Registered unemployment in Catalonia continues to fall

Number of people without work has fallen each month since January, with 26% jobseekers compared to last year

A worker at the Quadpack Wood factory in Osona
A worker at the Quadpack Wood factory in Osona / ACN

ACN | Barcelona

May 4, 2022 09:24 AM

The number of registered unemployed workers in Catalonia continues to fall, as it has done each consecutive month since the beginning of the year.

April saw 364,698 jobseekers registered with the social security system, a drop of 6,788 compared with March’s figures.

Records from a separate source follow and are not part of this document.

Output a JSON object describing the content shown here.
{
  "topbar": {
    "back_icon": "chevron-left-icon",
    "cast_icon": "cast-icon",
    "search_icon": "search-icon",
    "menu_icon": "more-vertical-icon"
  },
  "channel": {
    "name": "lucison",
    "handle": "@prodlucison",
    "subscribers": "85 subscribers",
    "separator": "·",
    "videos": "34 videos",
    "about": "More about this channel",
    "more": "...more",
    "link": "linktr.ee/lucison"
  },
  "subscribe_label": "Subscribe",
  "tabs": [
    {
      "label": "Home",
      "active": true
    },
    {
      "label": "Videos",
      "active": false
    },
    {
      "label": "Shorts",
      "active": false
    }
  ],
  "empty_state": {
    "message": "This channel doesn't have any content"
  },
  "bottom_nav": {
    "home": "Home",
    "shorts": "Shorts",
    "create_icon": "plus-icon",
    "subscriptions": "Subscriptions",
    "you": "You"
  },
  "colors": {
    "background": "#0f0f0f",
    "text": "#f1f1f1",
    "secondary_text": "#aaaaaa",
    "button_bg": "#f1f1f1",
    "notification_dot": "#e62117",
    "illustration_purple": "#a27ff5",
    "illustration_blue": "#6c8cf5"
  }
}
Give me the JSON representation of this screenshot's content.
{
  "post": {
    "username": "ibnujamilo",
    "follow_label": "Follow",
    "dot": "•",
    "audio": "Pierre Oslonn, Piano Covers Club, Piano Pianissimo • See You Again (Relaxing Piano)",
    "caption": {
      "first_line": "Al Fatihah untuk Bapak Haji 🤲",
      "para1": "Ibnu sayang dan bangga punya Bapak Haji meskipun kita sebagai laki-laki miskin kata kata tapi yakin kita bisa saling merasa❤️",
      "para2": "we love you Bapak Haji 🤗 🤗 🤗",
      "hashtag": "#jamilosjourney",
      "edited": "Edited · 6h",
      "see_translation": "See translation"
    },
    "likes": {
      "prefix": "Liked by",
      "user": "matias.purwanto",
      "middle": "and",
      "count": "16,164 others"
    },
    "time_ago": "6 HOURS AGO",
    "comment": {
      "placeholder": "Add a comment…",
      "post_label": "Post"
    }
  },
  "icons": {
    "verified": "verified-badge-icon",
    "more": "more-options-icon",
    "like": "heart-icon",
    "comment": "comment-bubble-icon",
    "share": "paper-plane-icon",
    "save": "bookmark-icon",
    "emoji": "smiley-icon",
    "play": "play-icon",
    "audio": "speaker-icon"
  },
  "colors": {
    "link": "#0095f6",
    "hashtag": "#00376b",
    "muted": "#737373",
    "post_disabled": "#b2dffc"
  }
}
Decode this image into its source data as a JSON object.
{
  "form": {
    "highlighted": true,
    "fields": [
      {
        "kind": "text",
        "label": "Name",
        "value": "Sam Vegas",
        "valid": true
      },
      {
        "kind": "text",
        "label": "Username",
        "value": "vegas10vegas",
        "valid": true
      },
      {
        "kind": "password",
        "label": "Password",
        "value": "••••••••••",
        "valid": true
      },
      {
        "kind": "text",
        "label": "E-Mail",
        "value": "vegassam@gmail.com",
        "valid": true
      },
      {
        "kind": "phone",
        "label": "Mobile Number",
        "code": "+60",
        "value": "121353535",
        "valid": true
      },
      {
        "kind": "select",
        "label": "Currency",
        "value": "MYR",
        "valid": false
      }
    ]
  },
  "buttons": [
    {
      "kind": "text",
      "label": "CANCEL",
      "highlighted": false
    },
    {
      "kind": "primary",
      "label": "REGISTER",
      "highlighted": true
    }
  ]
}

This is also 26.6% fewer than April 2021, when there were 497,185 people without work, meaning 132,487 new jobs have been created in Catalonia over the past year.

Number of permanent contracts skyrocketing

In April, 220,900 new employment contracts were signed in Catalonia, of which 107,811 have been permanent (49%). 

The number of permanent positions is skyrocketing; such contracts have grown by 240% compared to April 2021 and 15% compared to March 2022. 

In February, Spain's Congress approved the new labor market regulation aiming to limit temporary contracts and increase fines for companies using them in a fraudulent way. 

In the whole of Spain, 3,022,503 people are out of work, 86,260 fewer than in March. 

Two ways of calculating unemployment

The figures differ from those from the latest Labor Force Survey (EPA in Spanish), which is published every three months. The variation in the figures can be attributed to the different methods for gathering data.

The work ministry figures, published in this article, are based on the number of jobseekers registered with the Employment Service, while the EPA figures are taken from surveying a broad sample of 65,000 households, or some 200,000 individuals, all over Spain.

According to the latest EPA, showing figures for the first quarter of 2022, the jobless rate in March 2022 stood at 10.23%, two and a half points lower than a year before: 12.9%. 

There were 394,200 unemployed people at the end of March, which means 105,500 fewer than a year before.